This project aims to demonstrate the construction of a web application for indexing PDF files using Struts2, Apache Tika, Hibernate, and Wildfly 10.
This web application provides functionalities for indexing PDF files, including:
- Uploading PDF files for indexing
- Extracting text content from PDF files using Apache Tika
- Storing metadata and extracted text content in a database using Hibernate
- Searching indexed PDF files
The project utilizes the following technologies:
- Struts2: A web application framework for developing Java EE web applications.
- Apache Tika: A content analysis toolkit capable of extracting text and metadata from various document formats, including PDF.
- Hibernate: An object-relational mapping (ORM) library for the Java language.
- Wildfly 10: A lightweight, flexible, and modular application server for Java EE applications.
- Struts2 Actions: Actions for handling user requests and interacting with the backend services.
- Apache Tika Integration: Integration of Apache Tika for extracting text content and metadata from PDF files.
- Hibernate Entities: Entities representing the data model for storing PDF file metadata and text content.
- User Interface: Basic user interface for uploading PDF files and searching indexed PDF files.
To enhance security and manage authentication and authorization, you can set up a JDBC Realm on Wildfly 10. Follow the steps outlined below:
-
Create Security Domain:
We create a security domain named
booksRealm
, configuring it to use a default cache type for enhanced performance. -
Configure Authentication:
Within the
booksRealm
security domain, we configure the authentication method asclassic
, indicating traditional login-based authentication.

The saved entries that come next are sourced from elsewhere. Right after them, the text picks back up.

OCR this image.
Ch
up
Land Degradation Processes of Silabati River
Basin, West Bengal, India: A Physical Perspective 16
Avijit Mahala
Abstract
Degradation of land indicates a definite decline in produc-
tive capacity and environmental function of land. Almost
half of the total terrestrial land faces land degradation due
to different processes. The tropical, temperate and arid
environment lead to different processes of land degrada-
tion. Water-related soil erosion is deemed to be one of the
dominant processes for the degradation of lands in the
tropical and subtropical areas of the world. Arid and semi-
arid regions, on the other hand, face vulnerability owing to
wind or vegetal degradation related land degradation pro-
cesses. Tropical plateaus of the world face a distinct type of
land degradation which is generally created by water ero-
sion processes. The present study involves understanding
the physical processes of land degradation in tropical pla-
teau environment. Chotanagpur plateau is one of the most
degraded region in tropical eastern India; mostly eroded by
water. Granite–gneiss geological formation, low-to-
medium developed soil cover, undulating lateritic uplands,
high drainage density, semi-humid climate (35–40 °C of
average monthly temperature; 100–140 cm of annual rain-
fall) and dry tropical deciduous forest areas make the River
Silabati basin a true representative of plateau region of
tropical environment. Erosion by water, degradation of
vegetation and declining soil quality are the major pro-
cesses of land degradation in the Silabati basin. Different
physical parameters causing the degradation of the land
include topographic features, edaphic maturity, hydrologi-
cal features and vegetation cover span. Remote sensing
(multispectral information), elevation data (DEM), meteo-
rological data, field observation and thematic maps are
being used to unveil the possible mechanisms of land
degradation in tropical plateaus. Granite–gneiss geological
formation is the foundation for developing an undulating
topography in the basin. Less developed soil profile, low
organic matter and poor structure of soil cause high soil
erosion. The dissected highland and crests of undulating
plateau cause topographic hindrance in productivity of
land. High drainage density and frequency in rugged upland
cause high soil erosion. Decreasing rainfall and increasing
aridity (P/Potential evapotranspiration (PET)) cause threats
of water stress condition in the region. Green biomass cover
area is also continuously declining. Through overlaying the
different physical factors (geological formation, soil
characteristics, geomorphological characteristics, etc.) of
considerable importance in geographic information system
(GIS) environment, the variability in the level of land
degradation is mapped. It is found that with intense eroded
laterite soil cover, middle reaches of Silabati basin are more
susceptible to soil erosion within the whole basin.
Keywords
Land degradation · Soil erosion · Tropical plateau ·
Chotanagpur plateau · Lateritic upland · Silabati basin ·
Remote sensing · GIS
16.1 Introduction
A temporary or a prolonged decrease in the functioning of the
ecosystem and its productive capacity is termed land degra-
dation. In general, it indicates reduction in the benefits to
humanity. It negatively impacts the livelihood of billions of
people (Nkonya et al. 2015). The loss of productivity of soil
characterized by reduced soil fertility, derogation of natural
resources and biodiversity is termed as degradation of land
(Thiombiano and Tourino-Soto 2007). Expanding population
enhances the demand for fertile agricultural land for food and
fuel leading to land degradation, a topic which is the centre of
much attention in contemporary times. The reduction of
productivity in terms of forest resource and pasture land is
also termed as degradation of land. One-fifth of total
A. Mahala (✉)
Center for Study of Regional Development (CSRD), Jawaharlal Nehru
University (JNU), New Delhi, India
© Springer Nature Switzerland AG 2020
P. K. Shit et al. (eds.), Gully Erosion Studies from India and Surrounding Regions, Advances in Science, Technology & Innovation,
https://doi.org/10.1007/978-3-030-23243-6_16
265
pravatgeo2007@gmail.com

Two login modules are defined:-
Database
: This module handles authentication by querying a database. It requires specifying the JNDI name of the datasource (java:/jdbc/booksDS
), along with SQL queries to retrieve user credentials and roles. Password hashing is performed using the MD5 algorithm with BASE64 encoding. -
RoleMapping
: This module maps roles retrieved from the database to application roles defined in a properties file. The path to the properties file containing role mappings (booksRealm.properties
) is provided, along with an option to replace existing roles.
-
Contributions to this project are welcome! If you have ideas for improvements, new features, or bug fixes, feel free to open an issue or submit a pull request.
This project is licensed under the MIT License.